Dominant Health Insurer

The following behaviors indicate that a dominant health insurer may be abusing its market position to hurt smaller health insurers; such conduct would ultimately hurt physicians by giving the dominant health insurer “buyer power.”


  • The dominant health insurer demands that a physician accept from it the lowest reimbursement rate that the physician accepts from any other health insurer (“Most Favored Nation” clause).



  • The dominant health insurer threatens to terminate a physician’s provider status if the physician agrees to contract with another health insurer.



  • The dominant health insurer pays discriminatory reimbursement rates to physicians who work with a rival health insurer.
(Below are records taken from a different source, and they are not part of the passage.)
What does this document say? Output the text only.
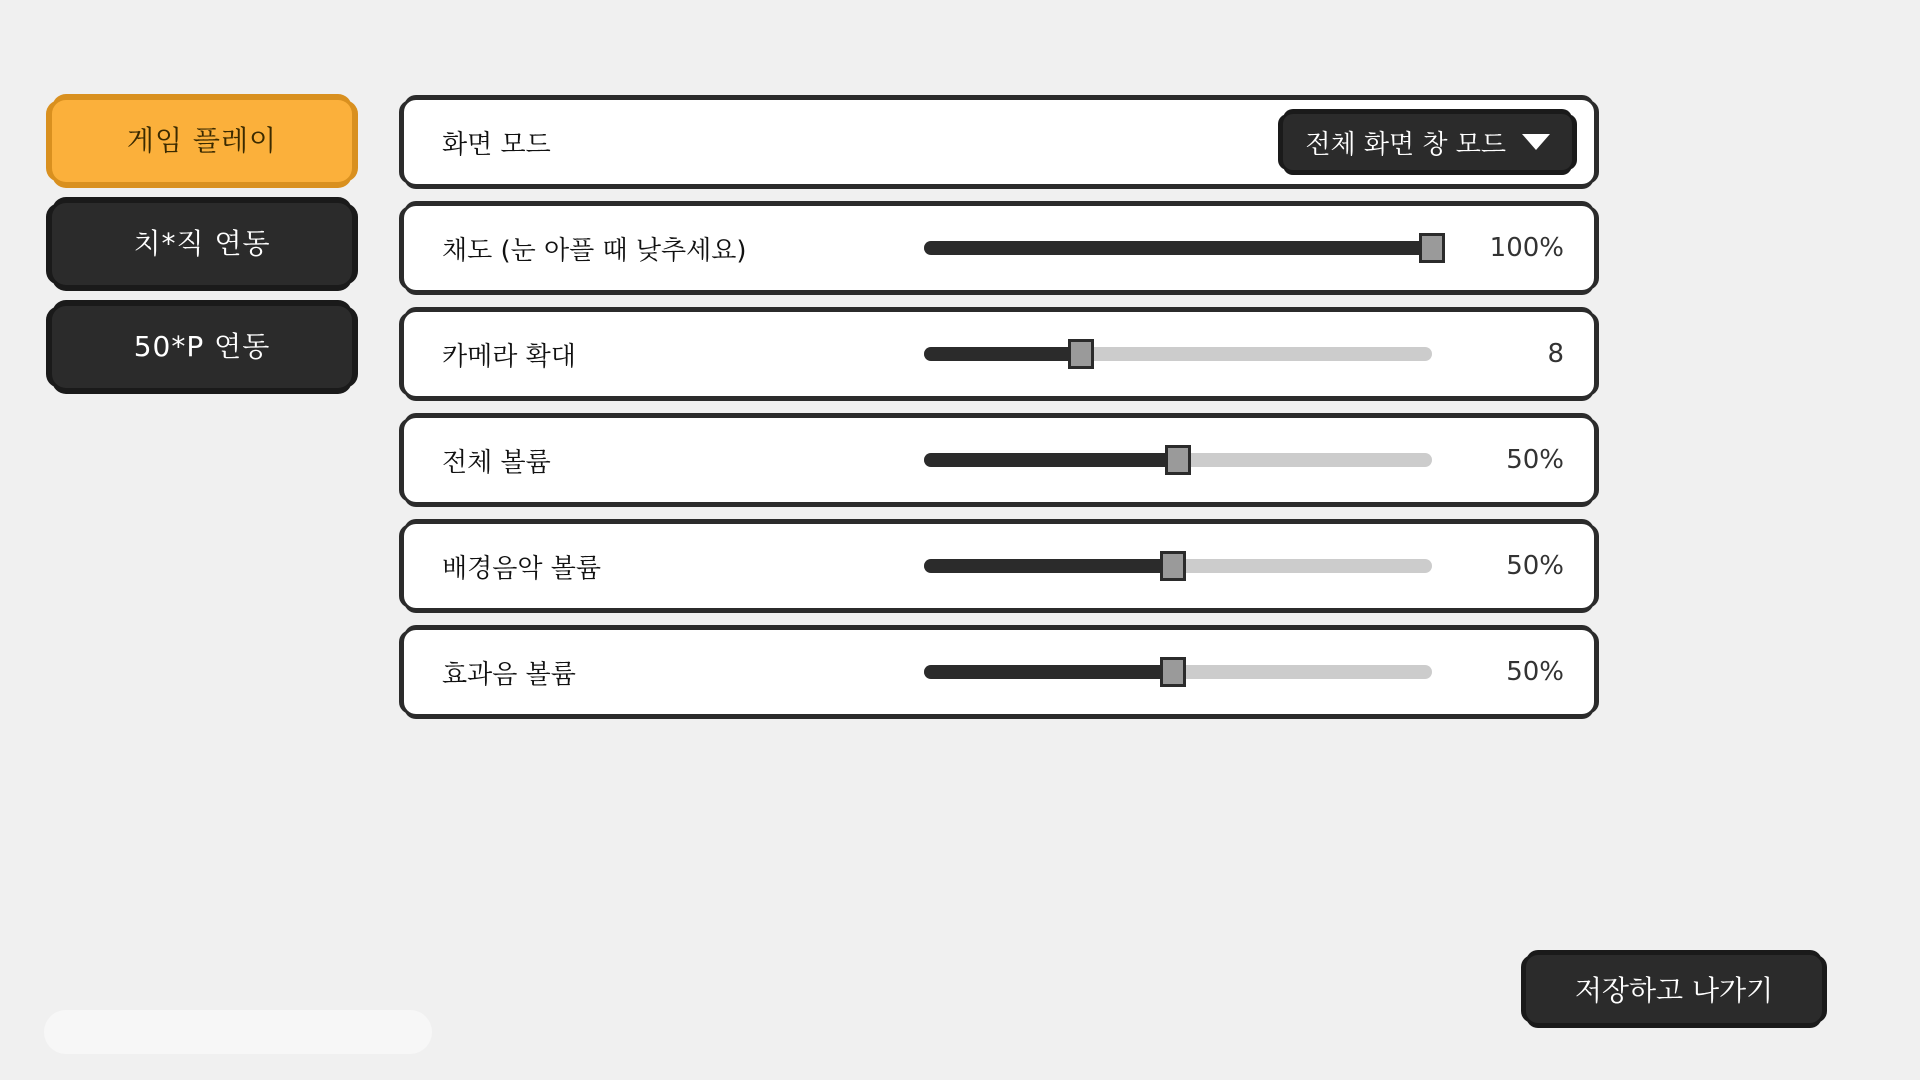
게임 플레이
치*직 연동
50*P 연동
화면 모드	전체 화면 창 모드
채도 (눈 아플 때 낮추세요)	100%
카메라 확대	8
전체 볼륨	50%
배경음악 볼륨	50%
효과음 볼륨	50%
저장하고 나가기
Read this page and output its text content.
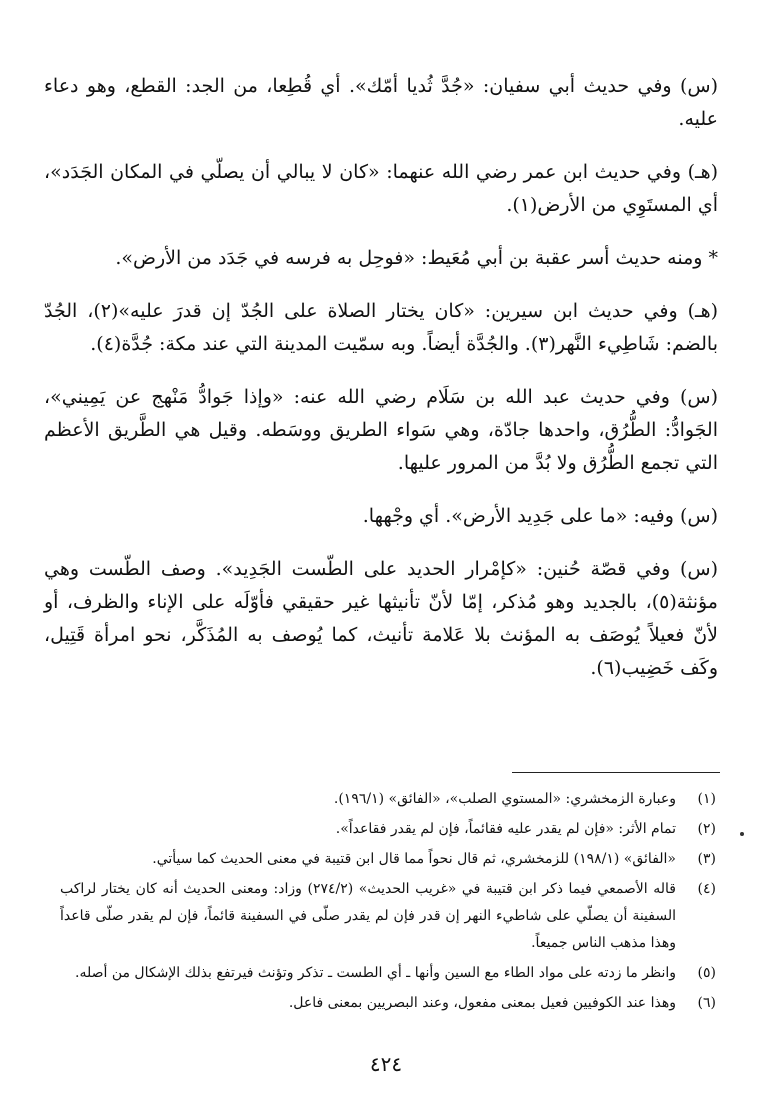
(س) وفي حديث أبي سفيان: «جُدَّ ثُديا أمّك». أي قُطِعا، من الجد: القطع، وهو دعاء عليه.

(هـ) وفي حديث ابن عمر رضي الله عنهما: «كان لا يبالي أن يصلّي في المكان الجَدَد»، أي المستَوِي من الأرض(١).

* ومنه حديث أسر عقبة بن أبي مُعَيط: «فوحِل به فرسه في جَدَد من الأرض».

(هـ) وفي حديث ابن سيرين: «كان يختار الصلاة على الجُدّ إن قدرَ عليه»(٢)، الجُدّ بالضم: شَاطِيء النَّهر(٣). والجُدَّة أيضاً. وبه سمّيت المدينة التي عند مكة: جُدَّة(٤).

(س) وفي حديث عبد الله بن سَلَام رضي الله عنه: «وإذا جَوادُّ مَنْهج عن يَمِيني»، الجَوادُّ: الطُّرُق، واحدها جادّة، وهي سَواء الطريق ووسَطه. وقيل هي الطَّريق الأعظم التي تجمع الطُّرُق ولا بُدَّ من المرور عليها.

(س) وفيه: «ما على جَدِيد الأرض». أي وجْهها.

(س) وفي قصّة حُنين: «كإمْرار الحديد على الطّست الجَدِيد». وصف الطّست وهي مؤنثة(٥)، بالجديد وهو مُذكر، إمّا لأنّ تأنيثها غير حقيقي فأوّلَه على الإناء والظرف، أو لأنّ فعيلاً يُوصَف به المؤنث بلا عَلامة تأنيث، كما يُوصف به المُذَكَّر، نحو امرأة قَتِيل، وكَف خَضِيب(٦).

(١)
وعبارة الزمخشري: «المستوي الصلب»، «الفائق» (١٩٦/١).
(٢)
تمام الأثر: «فإن لم يقدر عليه فقائماً، فإن لم يقدر فقاعداً».
(٣)
«الفائق» (١٩٨/١) للزمخشري، ثم قال نحواً مما قال ابن قتيبة في معنى الحديث كما سيأتي.
(٤)
قاله الأصمعي فيما ذكر ابن قتيبة في «غريب الحديث» (٢٧٤/٢) وزاد: ومعنى الحديث أنه كان يختار لراكب السفينة أن يصلّي على شاطيء النهر إن قدر فإن لم يقدر صلّى في السفينة قائماً، فإن لم يقدر صلّى قاعداً وهذا مذهب الناس جميعاً.
(٥)
وانظر ما زدته على مواد الطاء مع السين وأنها ـ أي الطست ـ تذكر وتؤنث فيرتفع بذلك الإشكال من أصله.
(٦)
وهذا عند الكوفيين فعيل بمعنى مفعول، وعند البصريين بمعنى فاعل.
٤٢٤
  • The dominant health insurer insists that physicians agree to an “all-products clause, ” which requires them to accept all present and future insurance products and payment methods offered by the company as a condition of participating in any of the insurer’s products. This can include requiring the physician to participate in an insurer’s health maintenance organization.



  • A dominant health insurer merges with or acquires another health insurer.


Make a Difference

The health care reform legislation, if it survives the Supreme Court challenge, will have potential anticompetitive implications for physicians as it relates to Accountable Care Organizations and insurance exchanges. The opportunity provided by AAOS and the AMA to offer direct evidence of anticompetitive insurance company and hospital market activity is one that orthopedic surgeons should take seriously.